この失敗のあとルーデンドルフは和戦の間を揺れ動く。ルーデンドルフはもともと東への領土拡大論者だった。ロシア革命による東部戦線の勝利の時点で奇妙な安定策をとる。すなわち現地政権の樹立による安定化よりも軍政施行の道をとった。このため東部戦線に100万人が張り付いたままだった。東を軍政にしたままだと西部戦線が休戦とならねば、最終的な解決にはならない。

このためカイザー戦は機動戦による包囲殲滅=休戦強要を選んだ。ところが攻勢で勝利できないとなると後は連合国に和を乞うしかないと考えた。そして連合国の条件が厳しいとなると一転戦争継続となった。しかし指導部の動揺は同盟国と銃後に波及し、広範囲な厭戦気分となって現れた。

周囲は一転してルーデンドルフを相手にしなくなり1918年10月26日辞任しテロを恐れスウエーデンに亡命した。1919年2月ベルリンに戻り超国家主義者と交わり、1920年3月カップ一揆の際も首謀者を支持したという。1923年にはヒトラーのミュンヘン一揆に参加した。1925年ナチス党(NSDAP)から大統領選に出馬し惨敗した。

その後数年たたずしてヒトラーと対立し、NSDAPとの関係を断った。後妻のマチルダと連名で、「反ユダヤ・反教皇・反ジェズイット・反フリーメーソン」の意味不明な政治的スローガンを叫び続けた。それでもヒトラーの台頭に危機感を抱き、ヒンデンブルグにヒトラーの危険性について意見するが、もはや聞き入られることはなかった。

ルーデンドルフの作戦指導とくに兵力の展開については瞠目に値するし、また下部への権限委譲・新戦術の取り入れ・攻勢タイミングの取り方も優秀だろう。
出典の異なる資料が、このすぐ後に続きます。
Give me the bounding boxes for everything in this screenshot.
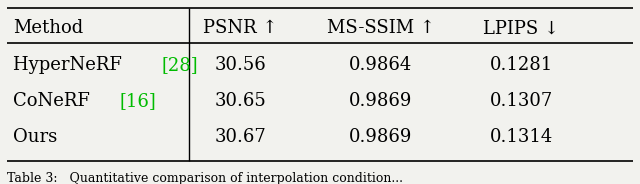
Text: PSNR ↑: PSNR ↑ <box>203 19 277 37</box>
Text: LPIPS ↓: LPIPS ↓ <box>483 19 559 37</box>
Text: 0.9864: 0.9864 <box>349 56 412 75</box>
Text: [28]: [28] <box>161 56 198 75</box>
Text: HyperNeRF: HyperNeRF <box>13 56 128 75</box>
Text: 0.1307: 0.1307 <box>490 92 553 110</box>
Text: 30.56: 30.56 <box>214 56 266 75</box>
Text: 0.9869: 0.9869 <box>349 92 412 110</box>
Text: Ours: Ours <box>13 128 58 146</box>
Text: 30.65: 30.65 <box>214 92 266 110</box>
Text: 0.9869: 0.9869 <box>349 128 412 146</box>
Text: [16]: [16] <box>120 92 157 110</box>
Text: 30.67: 30.67 <box>214 128 266 146</box>
Text: Method: Method <box>13 19 84 37</box>
Text: CoNeRF: CoNeRF <box>13 92 96 110</box>
Text: 0.1281: 0.1281 <box>490 56 553 75</box>
Text: 0.1314: 0.1314 <box>490 128 553 146</box>
Text: MS-SSIM ↑: MS-SSIM ↑ <box>326 19 435 37</box>
Text: Table 3:   Quantitative comparison of interpolation condition...: Table 3: Quantitative comparison of inte… <box>7 172 403 184</box>
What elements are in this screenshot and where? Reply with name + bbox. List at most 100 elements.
しかしその一段上の外交や国内政治となると全くできなかった。結局シビリアンコントロールの下では優秀な軍人だった可能性はある。

しかし総力戦(政治にたいする作戦の優位を説く=戦勝となれば政治上の問題は全て解決する。)を主張するなど、シビリアンコントロールを最も嫌ったようだ。それでも1918年9月の時点で勝利が不可能なことを悟りそれまでの政敵にすら妥協して、国益を守ろうとした態度は官僚として最後の一線は守ったと評すべきだろう。ただこの時ドイツが勝利は絶望であるにしても1917年末と差はないことも留意すべきだろう。結局米英を敵にまわし日本もその先に構えられては見込みはない。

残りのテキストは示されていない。